FIG. 5 is a contour line graph showing the ease of selecting cells by contour lines.

FIG. 6 is a configuration diagram of a typical LSI.

FIG. 7 is a flowchart showing an LSI design process.

FIG. 8 is a circuit diagram showing paths between flip-flops.

FIG. 9 is a circuit diagram for explaining a signal propagation time in the case of a general logic gate.

FIG. 10 is a circuit diagram for explaining the signal propagation time of the entire path.

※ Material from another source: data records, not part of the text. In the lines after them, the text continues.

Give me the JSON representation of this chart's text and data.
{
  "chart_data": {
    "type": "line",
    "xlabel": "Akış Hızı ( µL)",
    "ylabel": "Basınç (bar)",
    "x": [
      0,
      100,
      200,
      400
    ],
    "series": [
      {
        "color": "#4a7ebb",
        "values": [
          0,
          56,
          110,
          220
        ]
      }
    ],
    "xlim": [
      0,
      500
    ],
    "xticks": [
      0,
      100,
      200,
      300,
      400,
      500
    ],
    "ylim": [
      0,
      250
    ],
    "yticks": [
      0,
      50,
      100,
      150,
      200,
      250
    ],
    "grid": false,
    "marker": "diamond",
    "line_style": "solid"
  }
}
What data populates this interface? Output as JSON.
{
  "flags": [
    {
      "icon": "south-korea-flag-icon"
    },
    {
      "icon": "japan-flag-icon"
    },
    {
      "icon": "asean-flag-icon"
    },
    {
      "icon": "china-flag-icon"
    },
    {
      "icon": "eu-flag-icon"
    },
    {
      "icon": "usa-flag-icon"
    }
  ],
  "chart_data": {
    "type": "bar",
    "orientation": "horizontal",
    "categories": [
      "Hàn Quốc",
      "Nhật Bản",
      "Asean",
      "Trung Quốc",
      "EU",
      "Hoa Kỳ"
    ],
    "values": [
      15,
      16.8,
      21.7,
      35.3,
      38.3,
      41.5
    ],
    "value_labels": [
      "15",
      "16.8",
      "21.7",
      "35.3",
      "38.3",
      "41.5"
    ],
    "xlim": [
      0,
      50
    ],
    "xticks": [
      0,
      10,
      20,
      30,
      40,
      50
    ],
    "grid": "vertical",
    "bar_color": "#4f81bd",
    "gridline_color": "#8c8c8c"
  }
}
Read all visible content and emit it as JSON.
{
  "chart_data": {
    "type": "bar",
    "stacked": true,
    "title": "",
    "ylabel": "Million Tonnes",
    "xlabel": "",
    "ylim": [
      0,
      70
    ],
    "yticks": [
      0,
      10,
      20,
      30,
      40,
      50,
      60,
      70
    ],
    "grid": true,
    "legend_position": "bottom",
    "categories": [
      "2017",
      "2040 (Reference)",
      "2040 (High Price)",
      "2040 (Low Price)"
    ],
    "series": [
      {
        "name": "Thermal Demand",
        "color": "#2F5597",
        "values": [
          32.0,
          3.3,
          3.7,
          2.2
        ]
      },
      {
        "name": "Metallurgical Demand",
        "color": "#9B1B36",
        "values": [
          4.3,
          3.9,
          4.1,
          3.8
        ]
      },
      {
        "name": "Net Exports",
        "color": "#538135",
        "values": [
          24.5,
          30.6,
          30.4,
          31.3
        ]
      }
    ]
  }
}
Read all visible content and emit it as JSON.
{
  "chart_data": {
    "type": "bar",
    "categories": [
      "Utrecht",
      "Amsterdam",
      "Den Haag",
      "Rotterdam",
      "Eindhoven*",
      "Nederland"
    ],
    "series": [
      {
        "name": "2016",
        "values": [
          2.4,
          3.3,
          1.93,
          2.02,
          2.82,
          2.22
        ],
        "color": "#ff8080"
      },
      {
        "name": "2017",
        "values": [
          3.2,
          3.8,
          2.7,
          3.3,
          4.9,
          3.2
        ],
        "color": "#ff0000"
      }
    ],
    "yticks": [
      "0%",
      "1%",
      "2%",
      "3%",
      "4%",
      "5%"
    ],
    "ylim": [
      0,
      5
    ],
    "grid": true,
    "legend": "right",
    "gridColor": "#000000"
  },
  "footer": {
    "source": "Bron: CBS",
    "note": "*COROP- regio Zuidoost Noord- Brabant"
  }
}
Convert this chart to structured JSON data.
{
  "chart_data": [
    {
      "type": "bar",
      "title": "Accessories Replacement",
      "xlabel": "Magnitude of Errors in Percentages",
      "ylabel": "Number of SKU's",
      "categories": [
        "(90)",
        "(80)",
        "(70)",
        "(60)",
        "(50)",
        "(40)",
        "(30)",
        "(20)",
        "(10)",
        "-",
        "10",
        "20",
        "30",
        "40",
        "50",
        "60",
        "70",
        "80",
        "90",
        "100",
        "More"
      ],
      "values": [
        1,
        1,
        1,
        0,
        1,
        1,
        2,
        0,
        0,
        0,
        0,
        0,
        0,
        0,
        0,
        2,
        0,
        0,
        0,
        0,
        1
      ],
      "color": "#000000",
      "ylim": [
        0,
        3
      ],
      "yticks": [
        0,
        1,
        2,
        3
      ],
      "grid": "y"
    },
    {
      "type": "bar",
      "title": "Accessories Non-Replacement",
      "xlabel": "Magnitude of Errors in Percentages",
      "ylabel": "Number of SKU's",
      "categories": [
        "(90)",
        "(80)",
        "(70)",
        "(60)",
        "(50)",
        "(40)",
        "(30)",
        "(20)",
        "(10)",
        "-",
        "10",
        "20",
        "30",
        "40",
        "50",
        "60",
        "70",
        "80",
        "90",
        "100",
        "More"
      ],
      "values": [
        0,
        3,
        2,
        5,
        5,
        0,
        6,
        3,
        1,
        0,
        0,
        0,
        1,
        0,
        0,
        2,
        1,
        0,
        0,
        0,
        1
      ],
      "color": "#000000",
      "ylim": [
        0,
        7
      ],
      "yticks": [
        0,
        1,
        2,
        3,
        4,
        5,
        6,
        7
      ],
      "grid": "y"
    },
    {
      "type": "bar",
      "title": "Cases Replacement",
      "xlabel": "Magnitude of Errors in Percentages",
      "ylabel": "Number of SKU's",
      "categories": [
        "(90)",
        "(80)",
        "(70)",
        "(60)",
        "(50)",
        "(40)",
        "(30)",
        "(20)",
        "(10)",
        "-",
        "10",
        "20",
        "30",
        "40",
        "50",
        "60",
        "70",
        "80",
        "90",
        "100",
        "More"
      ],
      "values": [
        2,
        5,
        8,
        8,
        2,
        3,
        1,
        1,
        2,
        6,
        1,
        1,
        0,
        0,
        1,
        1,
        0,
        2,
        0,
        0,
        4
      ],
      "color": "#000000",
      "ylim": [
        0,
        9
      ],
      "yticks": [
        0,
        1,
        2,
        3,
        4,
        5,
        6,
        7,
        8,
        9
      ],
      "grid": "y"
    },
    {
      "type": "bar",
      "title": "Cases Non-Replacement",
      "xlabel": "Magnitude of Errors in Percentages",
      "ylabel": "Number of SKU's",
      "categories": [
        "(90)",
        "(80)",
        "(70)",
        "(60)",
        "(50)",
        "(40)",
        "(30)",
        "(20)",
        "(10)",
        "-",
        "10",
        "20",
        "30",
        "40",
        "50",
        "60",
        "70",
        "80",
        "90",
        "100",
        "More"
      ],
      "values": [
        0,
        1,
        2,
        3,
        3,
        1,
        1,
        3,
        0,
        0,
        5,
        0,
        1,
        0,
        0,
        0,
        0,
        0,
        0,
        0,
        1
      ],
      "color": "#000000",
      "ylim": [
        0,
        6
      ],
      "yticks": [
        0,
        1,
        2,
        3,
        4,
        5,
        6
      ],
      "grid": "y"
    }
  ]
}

FIG. 11 is a simplified diagram for explaining a method for estimating a wiring length of a net.

Claims (1)

Claim: What is claimed is: 1. When designing a layout of a semiconductor integrated circuit, the wiring length of a net that connects between logic cells or between cell groups consisting of a plurality of logic cells is defined as the logic that constitutes this net. Predict based on the maximum rectangle obtained from the cell placement position, predict the signal transmission time of this net from the predicted wiring length of the net, and from the predicted signal transmission time of the net, a path route consisting of a chain of multiple nets Signal transmission time of each logic cell or cell group, and assuming that the arrangement position of each logic cell or cell group has moved slightly, the changed signal transmission time of the net formed by this logic cell or cell group is calculated. Alternatively, assuming that the placement position of the cell group has moved slightly, the path path formed by this logical cell or cell group The changed signal transmission time of is determined, and from the obtained changed signal transmission time of the net and the changed signal transmission time of the path route, the logical cell whose placement position is to be moved in order to shorten the signal transmission time of the path route or The feature is that the ease of selecting a cell group is calculated, a logical cell or cell group is stochastically selected using the calculated ease of selection, and the placement position of the selected logical cell or cell group is finely moved. Logic cell placement method.